PITTSBURGH -- As the clouds swallowed the evening sky on an unassuming Pittsburgh evening, “Dark Knight Dummo” by Trippie Redd began to boom throughout PNC Park. The bass-bumping banger hadn’t blared through this ballpark in weeks. The song has served as the unofficial theme of The Ro Show, which had been off the air since July. That is, until Wednesday.
Roansy Contreras made his much-anticipated return to the starting rotation in the Pirates’ 8-3 loss to the Red Sox, pitching for the Buccos for the first time since being optioned on July 7. Contreras’ outing was a hodgepodge of good and bad, but the rookie was happy to be back, to once again absorb Trippie Redd’s drowsy, infectious falsetto as he prepared for battle.
“It felt great,” Contreras said through team interpreter Mike Gonzalez. “It felt great to be back, to continue competing and helping the team however I can.”
Contreras’s final line was merely OK: Six innings, six hits, four runs, four walks and three strikeouts.
The rookie breezed through the first, retiring the side on just seven pitches. The vibes were good. They only got better when Bryan Reynolds hit a towering, two-run home run that kissed the sky before landing in the Red Sox's bullpen. It was one of the better individual innings that Pittsburgh had enjoyed in some time. The Red Sox sullied the party.
Boston jumped on the right-hander in the second, which began as such: Single, walk, fly out, double, single, single. That formula added up to three runs. Those types of innings can spell doom for budding pitchers. Contreras took the lump in stride.
The Red Sox had their share of hard contact, but Contreras allowed just one run over the next four frames. By evening’s end, Contreras managed to match the longest outing of his young career.
“You see a lot of young starters that that happens and they end up throwing four, and he was able to bounce back and continue to execute pitches and went out in the sixth and was efficient, too,” manager Derek Shelton said. “So I think that was really encouraging, because that's not easy to do, especially when your fastball's not as consistent as you would like.”
The rookie struggled to command his fastball, but what he lacked with the heat, he had with the spin. Contreras’ slider, which generated a career-high 17 called strikes and whiffs, was the only pitch that the right-hander truly had working, but it was enough to navigate a tough lineup.

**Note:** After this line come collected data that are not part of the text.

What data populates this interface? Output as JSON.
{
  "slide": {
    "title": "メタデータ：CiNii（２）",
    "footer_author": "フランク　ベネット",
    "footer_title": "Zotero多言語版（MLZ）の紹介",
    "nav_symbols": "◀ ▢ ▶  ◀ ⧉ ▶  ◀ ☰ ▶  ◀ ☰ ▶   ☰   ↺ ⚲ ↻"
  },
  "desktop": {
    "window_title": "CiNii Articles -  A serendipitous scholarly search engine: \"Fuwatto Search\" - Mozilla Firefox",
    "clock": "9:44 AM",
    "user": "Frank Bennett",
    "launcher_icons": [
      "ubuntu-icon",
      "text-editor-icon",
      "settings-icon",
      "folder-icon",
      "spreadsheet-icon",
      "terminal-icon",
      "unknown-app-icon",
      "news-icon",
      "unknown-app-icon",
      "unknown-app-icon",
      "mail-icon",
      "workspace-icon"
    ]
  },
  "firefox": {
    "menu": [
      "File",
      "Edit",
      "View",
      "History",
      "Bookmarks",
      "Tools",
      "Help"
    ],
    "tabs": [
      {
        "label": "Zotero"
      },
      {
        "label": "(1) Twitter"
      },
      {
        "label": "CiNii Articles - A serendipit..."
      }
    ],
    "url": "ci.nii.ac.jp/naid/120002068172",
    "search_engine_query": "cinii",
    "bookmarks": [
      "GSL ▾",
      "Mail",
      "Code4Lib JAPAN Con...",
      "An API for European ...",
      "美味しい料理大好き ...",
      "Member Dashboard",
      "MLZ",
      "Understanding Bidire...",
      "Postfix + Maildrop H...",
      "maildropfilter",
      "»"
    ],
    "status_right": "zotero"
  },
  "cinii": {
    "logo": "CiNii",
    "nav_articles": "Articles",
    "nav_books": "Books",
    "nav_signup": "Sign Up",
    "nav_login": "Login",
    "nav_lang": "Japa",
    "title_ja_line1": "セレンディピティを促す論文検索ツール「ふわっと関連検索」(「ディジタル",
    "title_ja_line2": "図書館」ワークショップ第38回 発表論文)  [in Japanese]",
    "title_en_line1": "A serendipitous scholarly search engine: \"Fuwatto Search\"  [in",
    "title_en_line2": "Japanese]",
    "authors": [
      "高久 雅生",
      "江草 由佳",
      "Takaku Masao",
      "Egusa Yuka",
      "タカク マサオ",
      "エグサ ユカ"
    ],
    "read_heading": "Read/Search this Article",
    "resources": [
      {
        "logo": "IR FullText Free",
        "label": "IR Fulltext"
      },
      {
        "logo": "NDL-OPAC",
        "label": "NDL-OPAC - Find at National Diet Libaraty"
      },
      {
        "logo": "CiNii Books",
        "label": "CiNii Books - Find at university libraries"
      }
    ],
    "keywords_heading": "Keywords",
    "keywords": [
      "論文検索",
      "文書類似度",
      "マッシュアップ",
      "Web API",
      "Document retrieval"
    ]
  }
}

“[The slider] was very, very important, especially being able to be back, facing a team as good as Boston, facing a lineup like that,” Contreras said. “I’m just glad I’m back. I want to continue to grow and help the team win.”
Over the next several weeks, Contreras should have his opportunities to grow at the Major League level. For a couple weeks, though, Contreras’ development occurred down on the farm.
On July 7, Contreras threw six innings of one-run ball with seven strikeouts. The outing was the best of Contreras’ young career. He was optioned later that afternoon and did not pitch again for about three weeks. The Pirates said that they worked in a planned, in-season rest, one meant to manage his workload. Last season, Contreras missed all of July and August with a right forearm strain.
With Triple-A Indianapolis, Contreras slowly built back up. Two innings in his first outing. Three innings in his second outing. Four innings in his third outing. Five innings in his fourth outing. Contreras used the time with Indianapolis to continue growing, saying he worked on mastering his movements and mechanics, but admitted that the demotion caught him off guard.
“Throughout this experience and the moves and my time in the Minor Leagues, and also my experience pitching up here, the biggest thing I’ve learned is that there’s always going to be moves and decisions that you may not understand or that just kind of throw you off, but [it’s important to] remain focused on the mission,” Contreras said. “Continue working, remind yourself daily why you’re here, why you’re doing this and just continue working hard and giving the best you have. That’s what I have control over. That’s what I can provide, just the best that I have and everything else, just take it as a learning experience.”
This, likely, won’t be the final time that PNC Park’s sound system slaps “Dark Knight Dummo” this season. Contreras is back in the fold, and every five or so days, he’ll have the chance to continue his evolution.